You can leverage those big CPUs while still loading both GPUs with a 65B model.

... If you are feeling extra nice, you should set that up as an AI horde worker whenever you run koboldcpp to play with models. It will run API requests for others in the background whenever its not crunching your own requests, in return allowing you priority access to models other hosts are running: https://aihorde.net/

pmarreck · 3 years ago
oooh, this is a great idea
estreeper · 3 years ago
If you're just looking to play with something locally for the first time, this is the simplest project I've found and has a simple web UI: https://github.com/cocktailpeanut/dalai

It works for 7B/13B/30B/65B LLaMA and Alpaca (fine-tuned LLaMA which definitely works better). The smaller models at least should run on pretty much any computer.

brucethemoose2 · 3 years ago
That project seems unmaintained, which is a problem because llama.cpp is changing extremely rapidly.

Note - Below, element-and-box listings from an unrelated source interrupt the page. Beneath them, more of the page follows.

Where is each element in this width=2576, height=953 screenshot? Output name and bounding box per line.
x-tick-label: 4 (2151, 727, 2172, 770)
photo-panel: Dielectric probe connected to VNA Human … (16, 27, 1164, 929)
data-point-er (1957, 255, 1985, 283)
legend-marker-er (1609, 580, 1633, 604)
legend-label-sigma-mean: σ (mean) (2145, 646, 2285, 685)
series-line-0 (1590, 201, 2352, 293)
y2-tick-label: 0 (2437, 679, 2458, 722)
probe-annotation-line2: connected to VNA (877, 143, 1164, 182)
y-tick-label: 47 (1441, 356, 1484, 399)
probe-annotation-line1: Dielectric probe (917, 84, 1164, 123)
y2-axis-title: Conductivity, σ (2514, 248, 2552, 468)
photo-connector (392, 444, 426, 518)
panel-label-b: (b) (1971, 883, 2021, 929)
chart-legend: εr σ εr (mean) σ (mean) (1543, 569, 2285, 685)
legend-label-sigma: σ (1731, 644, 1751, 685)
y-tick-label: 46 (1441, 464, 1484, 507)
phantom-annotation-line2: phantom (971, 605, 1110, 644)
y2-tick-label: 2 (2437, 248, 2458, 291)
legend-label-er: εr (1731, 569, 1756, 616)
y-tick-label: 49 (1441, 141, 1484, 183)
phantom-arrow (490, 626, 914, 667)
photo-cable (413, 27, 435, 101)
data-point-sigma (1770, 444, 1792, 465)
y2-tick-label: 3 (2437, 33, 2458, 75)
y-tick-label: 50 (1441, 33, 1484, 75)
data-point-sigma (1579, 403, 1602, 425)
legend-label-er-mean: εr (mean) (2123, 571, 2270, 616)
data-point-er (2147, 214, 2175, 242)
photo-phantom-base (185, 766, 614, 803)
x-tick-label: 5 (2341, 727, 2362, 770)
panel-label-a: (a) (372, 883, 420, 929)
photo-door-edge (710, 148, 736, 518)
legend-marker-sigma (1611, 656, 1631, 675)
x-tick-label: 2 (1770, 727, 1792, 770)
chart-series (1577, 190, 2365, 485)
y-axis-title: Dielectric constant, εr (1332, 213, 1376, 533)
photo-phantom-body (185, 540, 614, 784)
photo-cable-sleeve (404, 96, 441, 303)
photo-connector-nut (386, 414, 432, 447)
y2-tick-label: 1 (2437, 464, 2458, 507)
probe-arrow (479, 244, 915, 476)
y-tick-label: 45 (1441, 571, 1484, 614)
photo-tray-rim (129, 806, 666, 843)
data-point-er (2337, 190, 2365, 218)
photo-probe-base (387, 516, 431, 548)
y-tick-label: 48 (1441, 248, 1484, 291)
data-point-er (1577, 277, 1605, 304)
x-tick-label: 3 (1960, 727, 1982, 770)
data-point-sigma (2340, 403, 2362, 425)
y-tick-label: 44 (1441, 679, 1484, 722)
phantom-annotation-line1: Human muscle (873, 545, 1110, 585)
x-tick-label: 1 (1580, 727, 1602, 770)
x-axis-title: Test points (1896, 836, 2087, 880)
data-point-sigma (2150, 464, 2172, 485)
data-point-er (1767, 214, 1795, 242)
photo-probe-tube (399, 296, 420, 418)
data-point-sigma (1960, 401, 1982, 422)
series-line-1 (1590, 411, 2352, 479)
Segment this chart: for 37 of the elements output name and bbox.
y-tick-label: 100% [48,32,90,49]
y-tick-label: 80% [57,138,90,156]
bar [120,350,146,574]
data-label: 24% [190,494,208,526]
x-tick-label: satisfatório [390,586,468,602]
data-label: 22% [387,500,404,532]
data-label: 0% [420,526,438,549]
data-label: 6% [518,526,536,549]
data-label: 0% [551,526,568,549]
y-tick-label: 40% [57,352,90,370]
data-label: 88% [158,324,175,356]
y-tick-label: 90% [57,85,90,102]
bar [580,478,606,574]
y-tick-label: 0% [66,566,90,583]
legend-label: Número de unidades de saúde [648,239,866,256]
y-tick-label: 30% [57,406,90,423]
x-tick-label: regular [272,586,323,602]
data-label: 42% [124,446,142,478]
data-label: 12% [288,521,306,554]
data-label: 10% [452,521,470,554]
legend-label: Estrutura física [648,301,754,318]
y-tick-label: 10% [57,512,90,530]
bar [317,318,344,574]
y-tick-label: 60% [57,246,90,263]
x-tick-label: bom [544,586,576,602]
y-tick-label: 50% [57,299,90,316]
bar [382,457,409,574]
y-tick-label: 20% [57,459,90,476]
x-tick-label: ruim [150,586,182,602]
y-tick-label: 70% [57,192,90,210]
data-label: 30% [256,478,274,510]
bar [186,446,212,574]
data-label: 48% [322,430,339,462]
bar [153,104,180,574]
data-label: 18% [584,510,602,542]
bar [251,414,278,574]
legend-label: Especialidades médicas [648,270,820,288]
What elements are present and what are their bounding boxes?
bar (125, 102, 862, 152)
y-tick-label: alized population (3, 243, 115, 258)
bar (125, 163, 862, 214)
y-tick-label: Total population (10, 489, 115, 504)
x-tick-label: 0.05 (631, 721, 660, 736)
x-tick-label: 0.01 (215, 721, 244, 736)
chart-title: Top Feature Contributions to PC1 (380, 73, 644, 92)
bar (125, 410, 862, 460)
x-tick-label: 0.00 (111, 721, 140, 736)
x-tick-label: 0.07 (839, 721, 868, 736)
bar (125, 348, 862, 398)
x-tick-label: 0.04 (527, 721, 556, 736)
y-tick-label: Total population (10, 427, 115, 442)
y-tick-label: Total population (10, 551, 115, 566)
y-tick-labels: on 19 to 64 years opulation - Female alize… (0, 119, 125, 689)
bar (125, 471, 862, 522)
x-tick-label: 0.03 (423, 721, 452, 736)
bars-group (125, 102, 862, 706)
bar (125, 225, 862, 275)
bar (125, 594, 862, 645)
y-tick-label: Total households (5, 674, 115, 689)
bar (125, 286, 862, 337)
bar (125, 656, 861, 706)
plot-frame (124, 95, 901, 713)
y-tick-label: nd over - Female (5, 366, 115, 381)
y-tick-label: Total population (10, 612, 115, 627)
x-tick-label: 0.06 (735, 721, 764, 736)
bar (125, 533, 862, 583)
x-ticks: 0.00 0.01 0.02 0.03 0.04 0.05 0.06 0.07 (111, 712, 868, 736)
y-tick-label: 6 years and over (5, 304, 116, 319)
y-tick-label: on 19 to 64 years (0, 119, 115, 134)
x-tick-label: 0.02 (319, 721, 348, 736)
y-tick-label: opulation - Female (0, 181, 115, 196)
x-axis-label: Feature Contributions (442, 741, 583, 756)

Also, it has no "1 click" exe release like kobold.

freedomben · 3 years ago
May I ask why you have such an amazing machine, and two nice graphics cards? Feel free to tell me it's none of my business, it's just very interesting to me :-)
pmarreck · 3 years ago
Career dev who had the cash and wanted to experiment with anything that can be done concurrently, such as in my language of choice lately, which features high concurrency (https://elixir-lang.org/) or these LLM's, or anything else that can be done in massively parallel fashion (which is, perhaps surprisingly, only a minority of possible computer work, but it still means I can run many apps without much slowdown!)

I originally had 2 2080ti's to experiment also with virtio/proxmox (you need 1 for the host and 1 for any VM you run). I never got that running successfully at the time, but then Proton got really good (I mainly just wanted to run windows games fast in a VM, but that circumvented that). Later on I upgraded one of them to a 3080ti.

It's a System76 machine, they make good stuff

nickthegreek · 3 years ago
Check out r/LocalLlama for a bunch of resources.
loufe · 3 years ago
I'm surprised nobody here has brought up the sensorship in this model. Listening to Mark Zuckerberg on Lex Friedman's podcast talk about it, it sounds like the model will be significantly blunted vs its "research" version release.